Courage pour surmonter les circonstances. Et une magnifique mise en scène. La pandémie a endommagé la culture. Et au monde du cinéma en profondeur. Absence quasi totale de spectateurs dans les salles, interruptions de tournage, difficultés de production, mais malgré cela, le cinéma espagnol, aujourd’hui l’un des plus marquants et des plus créatifs au monde, ne renonce pas. Et c’est ce qu’a montré la cérémonie de Goya, magnifiquement dirigée depuis sa Malaga natale par Antonio Banderas, qui a été sobre, émotif, direct et avec une grande capacité de communication dans son rôle. Aujourd’hui, en plus d’être un grand acteur, il s’est avéré être une personne et un personnage, poussant et se souvenant des valeurs du septième art et du travail réalisé en Espagne, non seulement par les acteurs et les réalisateurs, mais aussi par les exposants. , les producteurs et tout le personnel impliqué dans les films. Bravo pour Banderas et pour le cinéma espagnol, plus international que jamais.

Cela dit, nous passons aux récompenses. Durement disputé et surtout attendu, compte tenu des nominations, avec une reconnaissance spéciale de cinq films: Girls, le grand gagnant, Ane, Adú, L’année de la découverte et Coven. Tous ont eu les récompenses attendues, même si l’un d’entre eux aurait pu en avoir d’autres. Le grand perdant, malgré l’obtention de deux Goyas, a été le mariage de Rosa. Et moi, en tant que critique, malgré les valeurs de l’argument, je veux dire cela avec raison. Parce que cette fois, Iciar Bollaín n’a pas réussi à maintenir la tension dramatique et la force du début tout au long du film, bien qu’il l’ait fait dans les dix dernières minutes. Mais pendant plus de trois quarts d’heure, le film, que j’ai regardé avec beaucoup d’enthousiasme, est devenu un tournage plat, avec des dialogues ennuyeux et sans intérêt. Je pense que l’Académie a été juste et a récompensé les œuvres qui la méritaient le plus. Girls, un film absolument merveilleux réalisé par Pilar Palomero, également récompensé du prix du meilleur nouveau réalisateur, a remporté le grand prix: le Goya du meilleur film. Et en toute honnêteté. Par scénario, réalisation, montage et interprétation (même si j’ai manqué une mention du travail de son principal protagoniste, Andrea Fandós, une actrice fantastique, qui, en raison de l’âge de douze ans, n’a pas pu être nominée), Girls est un petit chef-d’œuvre. Adú et Ane sont également formidables. En général, on peut dire que la pandémie n’a pas affecté le professionnalisme et la créativité du cinéma espagnol, ce qui est grandement renforcé par ces Goya. À propos, détaillez bien l’intervention vidéo de réalisateurs, acteurs et actrices du monde entier soutenant le cinéma espagnol.

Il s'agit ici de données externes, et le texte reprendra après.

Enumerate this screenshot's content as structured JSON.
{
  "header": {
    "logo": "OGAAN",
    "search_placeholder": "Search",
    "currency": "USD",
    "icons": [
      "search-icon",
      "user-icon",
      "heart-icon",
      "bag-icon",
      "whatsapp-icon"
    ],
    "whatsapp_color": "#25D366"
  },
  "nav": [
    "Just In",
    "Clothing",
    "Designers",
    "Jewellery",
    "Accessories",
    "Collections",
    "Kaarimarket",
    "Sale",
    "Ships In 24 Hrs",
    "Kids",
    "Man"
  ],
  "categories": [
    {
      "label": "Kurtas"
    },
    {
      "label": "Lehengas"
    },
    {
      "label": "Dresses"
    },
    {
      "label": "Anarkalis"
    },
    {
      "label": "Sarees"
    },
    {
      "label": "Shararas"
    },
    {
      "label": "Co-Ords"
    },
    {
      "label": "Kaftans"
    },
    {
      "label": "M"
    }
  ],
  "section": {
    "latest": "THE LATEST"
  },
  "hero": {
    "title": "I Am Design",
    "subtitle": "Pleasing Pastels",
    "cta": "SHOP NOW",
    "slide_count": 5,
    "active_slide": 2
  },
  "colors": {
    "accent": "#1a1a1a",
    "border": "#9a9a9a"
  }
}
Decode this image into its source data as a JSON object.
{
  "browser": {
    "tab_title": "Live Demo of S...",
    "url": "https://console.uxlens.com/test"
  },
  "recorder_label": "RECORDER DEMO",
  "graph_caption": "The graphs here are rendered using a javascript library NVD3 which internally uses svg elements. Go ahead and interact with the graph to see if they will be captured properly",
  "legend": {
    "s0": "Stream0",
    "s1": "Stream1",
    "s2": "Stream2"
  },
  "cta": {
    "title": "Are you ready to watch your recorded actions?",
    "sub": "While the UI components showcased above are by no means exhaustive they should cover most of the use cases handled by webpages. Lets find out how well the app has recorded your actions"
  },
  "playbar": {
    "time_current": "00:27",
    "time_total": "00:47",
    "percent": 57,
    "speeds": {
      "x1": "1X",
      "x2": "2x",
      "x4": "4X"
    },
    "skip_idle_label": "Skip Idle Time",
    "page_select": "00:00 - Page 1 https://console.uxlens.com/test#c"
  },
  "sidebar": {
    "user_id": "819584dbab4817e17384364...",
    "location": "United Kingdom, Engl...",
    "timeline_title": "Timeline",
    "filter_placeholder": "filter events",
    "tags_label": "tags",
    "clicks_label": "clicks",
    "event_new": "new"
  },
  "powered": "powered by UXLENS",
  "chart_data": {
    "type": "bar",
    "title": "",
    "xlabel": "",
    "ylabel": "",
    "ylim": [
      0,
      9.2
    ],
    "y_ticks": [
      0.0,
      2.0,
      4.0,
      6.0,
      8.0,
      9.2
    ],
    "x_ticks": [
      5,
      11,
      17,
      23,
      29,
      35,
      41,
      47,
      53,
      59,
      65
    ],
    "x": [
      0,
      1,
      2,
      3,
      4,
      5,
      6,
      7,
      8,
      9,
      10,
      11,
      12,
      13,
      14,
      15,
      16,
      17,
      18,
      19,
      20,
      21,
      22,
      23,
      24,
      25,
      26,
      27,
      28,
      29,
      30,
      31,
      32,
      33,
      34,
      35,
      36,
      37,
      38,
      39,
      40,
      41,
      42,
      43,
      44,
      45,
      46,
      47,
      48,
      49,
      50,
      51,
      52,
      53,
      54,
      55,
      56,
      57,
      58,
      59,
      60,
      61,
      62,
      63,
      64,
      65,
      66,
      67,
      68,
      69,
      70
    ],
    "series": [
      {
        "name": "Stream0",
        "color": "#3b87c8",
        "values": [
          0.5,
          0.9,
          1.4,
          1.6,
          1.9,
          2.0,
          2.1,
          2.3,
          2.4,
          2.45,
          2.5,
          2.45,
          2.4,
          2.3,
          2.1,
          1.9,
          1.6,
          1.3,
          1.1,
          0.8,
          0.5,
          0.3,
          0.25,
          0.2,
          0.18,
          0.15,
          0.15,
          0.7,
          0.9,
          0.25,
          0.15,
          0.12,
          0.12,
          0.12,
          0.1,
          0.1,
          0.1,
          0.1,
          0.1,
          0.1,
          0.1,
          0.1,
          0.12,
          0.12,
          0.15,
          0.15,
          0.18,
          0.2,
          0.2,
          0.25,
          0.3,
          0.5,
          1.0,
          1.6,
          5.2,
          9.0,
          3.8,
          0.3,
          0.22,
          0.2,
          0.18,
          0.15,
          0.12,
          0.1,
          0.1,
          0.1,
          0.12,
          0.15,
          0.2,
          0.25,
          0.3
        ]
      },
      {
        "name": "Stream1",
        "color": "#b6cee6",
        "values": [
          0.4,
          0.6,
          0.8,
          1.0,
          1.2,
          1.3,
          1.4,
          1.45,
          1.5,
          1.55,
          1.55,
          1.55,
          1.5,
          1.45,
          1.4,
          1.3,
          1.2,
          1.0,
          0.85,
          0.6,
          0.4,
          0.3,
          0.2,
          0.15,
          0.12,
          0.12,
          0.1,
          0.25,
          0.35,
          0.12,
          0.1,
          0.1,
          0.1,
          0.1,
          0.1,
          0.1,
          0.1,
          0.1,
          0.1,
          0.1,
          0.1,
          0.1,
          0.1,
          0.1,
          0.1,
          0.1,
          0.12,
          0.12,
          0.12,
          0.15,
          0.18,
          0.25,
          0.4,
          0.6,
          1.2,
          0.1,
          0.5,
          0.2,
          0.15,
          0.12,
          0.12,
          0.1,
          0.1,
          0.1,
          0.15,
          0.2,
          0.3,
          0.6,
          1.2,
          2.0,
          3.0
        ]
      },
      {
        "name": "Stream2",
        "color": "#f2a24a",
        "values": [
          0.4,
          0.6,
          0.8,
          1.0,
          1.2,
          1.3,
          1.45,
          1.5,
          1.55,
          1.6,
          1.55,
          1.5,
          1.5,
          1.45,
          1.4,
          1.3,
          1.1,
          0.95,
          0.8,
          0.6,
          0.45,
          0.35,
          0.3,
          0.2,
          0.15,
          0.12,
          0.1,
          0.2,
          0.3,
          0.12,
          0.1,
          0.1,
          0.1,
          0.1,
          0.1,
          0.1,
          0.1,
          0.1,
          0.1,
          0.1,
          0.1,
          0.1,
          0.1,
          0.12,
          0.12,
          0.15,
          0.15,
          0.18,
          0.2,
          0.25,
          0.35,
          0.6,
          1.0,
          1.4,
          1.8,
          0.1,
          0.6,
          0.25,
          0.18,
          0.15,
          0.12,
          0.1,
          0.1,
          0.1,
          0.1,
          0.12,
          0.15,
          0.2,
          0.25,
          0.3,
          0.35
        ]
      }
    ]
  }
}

Bref, un grand gala, sérieux et très bien fait (le In Memoriam en hommage à tous les défunts avec une chanson interprétée par Vanesa Martin en arrière-plan), un gala dans lequel, en plus, on s’est débarrassé de quelques sketches comiques des éditions précédentes que le critique de ce magazine, personnellement, maudissait la grâce qu’ils lui faisaient.

Et enfin, félicitations enthousiastes à Ángela Molina, Goya d’honneur, pour son travail, sa contribution au cinéma et aussi pour ses belles paroles lorsqu’elle a reçu le prix.

Résumé des principales récompenses.

Meilleur scénario original: Filles (Pilar Palomares), Meilleur scénario adapté: Ane (David Pérez Sañudo), Meilleure musique originale: Akelarre, (Pablo Agüero), Meilleure chanson originale: Rosa’s Wedding (Rozalén), Meilleure direction de production: Adú (Salvador Calvo) ), Meilleure photographie: Les filles (Daniela Cajías), Meilleur montage: L’année de la découverte (Luis López Carrasco), Meilleur son: Adú (Salvador Calvo), Meilleur film documentaire: L’année de la découverte (Luis López Carrasco), Meilleur film d’animation Film: La Gallina Turuleta (Eduardo Gondell), Meilleur nouvel acteur: Adam Nourou, Meilleure actrice dans un second rôle: Nathalie Poza (Le mariage de Rosa) Meilleur acteur dans un second rôle: Alberto San Juan (Sentimental), Meilleure actrice: Pilar López Arnaíz (Ane), Meilleur acteur: Mario Casas (Tu ne tueras pas) Meilleure réalisation: Salvador Calvo (Adú) Goya du meilleur film: Filles.